Blatantly obvious, I know.
So it seems the Church is defintiely landing on the more compassionate side of the coin if you truly value the lives of those invovled as Kristof claims he does. But where does this put his position? I would venture to say it places him squarely in the "sex is more important than life itself" camp.
It is only a value hierarchy that places the opportunity to engage in sexual relations above avoiding infections that would advocate the use of condoms to prevent the spread of AIDS. What man, who truly loves his wife, would put her in a position where she may contract the disease?
There are those who will argue that we have an obligation to help those who "will do it anyway" but the fact of the matter is if they don't care about the Church's teaching on sexual relations, they sure aren't going to care about her teachings on contraception or condom use.

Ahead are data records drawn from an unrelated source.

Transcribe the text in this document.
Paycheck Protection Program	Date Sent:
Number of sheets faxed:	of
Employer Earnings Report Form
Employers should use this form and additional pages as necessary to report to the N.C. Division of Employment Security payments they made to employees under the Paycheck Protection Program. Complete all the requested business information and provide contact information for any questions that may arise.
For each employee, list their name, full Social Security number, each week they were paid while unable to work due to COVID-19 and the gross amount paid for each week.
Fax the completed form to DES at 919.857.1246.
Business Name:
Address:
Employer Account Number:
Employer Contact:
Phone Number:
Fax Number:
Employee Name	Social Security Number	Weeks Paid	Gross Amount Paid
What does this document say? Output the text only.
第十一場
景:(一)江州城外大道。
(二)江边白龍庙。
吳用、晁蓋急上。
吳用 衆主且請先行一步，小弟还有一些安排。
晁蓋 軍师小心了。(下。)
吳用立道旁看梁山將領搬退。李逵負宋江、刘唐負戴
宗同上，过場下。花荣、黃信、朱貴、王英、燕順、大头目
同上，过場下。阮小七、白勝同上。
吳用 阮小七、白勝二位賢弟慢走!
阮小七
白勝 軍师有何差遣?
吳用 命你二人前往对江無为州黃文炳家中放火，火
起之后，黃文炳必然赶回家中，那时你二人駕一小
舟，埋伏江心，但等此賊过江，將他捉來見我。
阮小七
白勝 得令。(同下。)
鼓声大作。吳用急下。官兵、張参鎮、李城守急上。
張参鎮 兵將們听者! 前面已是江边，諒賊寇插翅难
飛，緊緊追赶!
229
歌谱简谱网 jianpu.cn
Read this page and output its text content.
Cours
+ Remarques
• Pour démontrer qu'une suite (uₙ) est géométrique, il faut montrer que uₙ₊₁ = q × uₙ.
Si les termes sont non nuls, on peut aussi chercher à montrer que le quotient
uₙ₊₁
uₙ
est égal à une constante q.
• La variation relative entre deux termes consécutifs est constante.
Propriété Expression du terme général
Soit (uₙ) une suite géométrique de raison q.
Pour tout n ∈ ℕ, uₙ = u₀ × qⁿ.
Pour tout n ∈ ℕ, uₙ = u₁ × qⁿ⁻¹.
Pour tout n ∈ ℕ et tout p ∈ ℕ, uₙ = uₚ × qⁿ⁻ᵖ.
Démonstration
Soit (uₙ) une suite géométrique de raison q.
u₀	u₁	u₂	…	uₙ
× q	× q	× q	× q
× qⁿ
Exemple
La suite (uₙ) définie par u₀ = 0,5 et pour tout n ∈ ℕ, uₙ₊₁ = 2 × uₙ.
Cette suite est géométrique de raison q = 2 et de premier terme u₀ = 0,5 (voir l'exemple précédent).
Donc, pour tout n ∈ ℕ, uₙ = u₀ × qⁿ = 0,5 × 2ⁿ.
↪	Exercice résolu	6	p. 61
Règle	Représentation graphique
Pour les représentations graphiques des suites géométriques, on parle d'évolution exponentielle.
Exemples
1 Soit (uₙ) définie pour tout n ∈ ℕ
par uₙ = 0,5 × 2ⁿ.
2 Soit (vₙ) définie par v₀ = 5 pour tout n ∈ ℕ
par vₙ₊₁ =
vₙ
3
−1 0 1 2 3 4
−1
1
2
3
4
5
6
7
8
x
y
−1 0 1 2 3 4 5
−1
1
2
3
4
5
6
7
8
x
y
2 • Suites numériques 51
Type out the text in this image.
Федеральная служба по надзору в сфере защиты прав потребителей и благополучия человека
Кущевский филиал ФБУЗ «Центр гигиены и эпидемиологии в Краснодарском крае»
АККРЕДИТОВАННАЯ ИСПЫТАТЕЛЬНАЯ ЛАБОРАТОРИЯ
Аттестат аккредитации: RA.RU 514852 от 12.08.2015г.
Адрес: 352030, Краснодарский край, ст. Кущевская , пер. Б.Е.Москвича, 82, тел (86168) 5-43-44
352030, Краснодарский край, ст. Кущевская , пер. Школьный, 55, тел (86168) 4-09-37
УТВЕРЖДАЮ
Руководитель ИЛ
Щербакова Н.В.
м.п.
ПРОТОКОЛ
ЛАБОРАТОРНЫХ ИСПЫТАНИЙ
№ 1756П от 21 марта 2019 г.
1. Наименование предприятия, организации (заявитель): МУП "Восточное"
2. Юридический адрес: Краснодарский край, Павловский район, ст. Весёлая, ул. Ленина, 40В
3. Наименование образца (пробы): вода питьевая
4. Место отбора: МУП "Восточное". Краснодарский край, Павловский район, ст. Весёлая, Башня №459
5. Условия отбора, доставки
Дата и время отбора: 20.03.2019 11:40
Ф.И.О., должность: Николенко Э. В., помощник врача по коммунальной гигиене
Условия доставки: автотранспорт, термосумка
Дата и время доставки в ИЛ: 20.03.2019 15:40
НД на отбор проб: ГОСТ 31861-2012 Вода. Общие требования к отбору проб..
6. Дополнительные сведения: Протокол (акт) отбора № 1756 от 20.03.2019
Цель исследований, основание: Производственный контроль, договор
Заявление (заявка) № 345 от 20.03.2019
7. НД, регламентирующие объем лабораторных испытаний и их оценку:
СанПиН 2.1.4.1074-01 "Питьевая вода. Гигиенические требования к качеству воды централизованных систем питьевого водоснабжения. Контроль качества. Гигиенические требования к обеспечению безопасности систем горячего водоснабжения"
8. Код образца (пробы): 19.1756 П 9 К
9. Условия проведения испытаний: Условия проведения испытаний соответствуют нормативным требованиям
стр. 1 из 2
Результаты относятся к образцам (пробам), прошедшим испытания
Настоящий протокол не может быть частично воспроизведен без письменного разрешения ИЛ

Of course the more interesting part of all this is not Kristof's opinion, but the extent to which it reflects the broader agenda laid out by "Catholics" for a Free Choice. In an open letter outlining their hopes for the first 100 days of the new pontificate, their two main areas of emphasis are on the clergy sexual abuse scandal and the Church's opposition to condoms as it relates to AIDS. Kristof's opening paragraph follows this formula to the letter.
Comments (1)
Thanks for posting on this. I can't remember how many times I've taken Kristof to task for his usual fallacies, so I am glad someone else picked up the gauntlet.
There are of course some extreme situations where condoms might be used as a defense mechanism, but I thought it ironic that Kristof noted that someone was encouraging prostitutes to have condoms on hand.
Umm... can I at least assume that the same worker encouraged those women not to be prostitutes? Or, perhaps telling the 17 year old girl not to have premarital sex?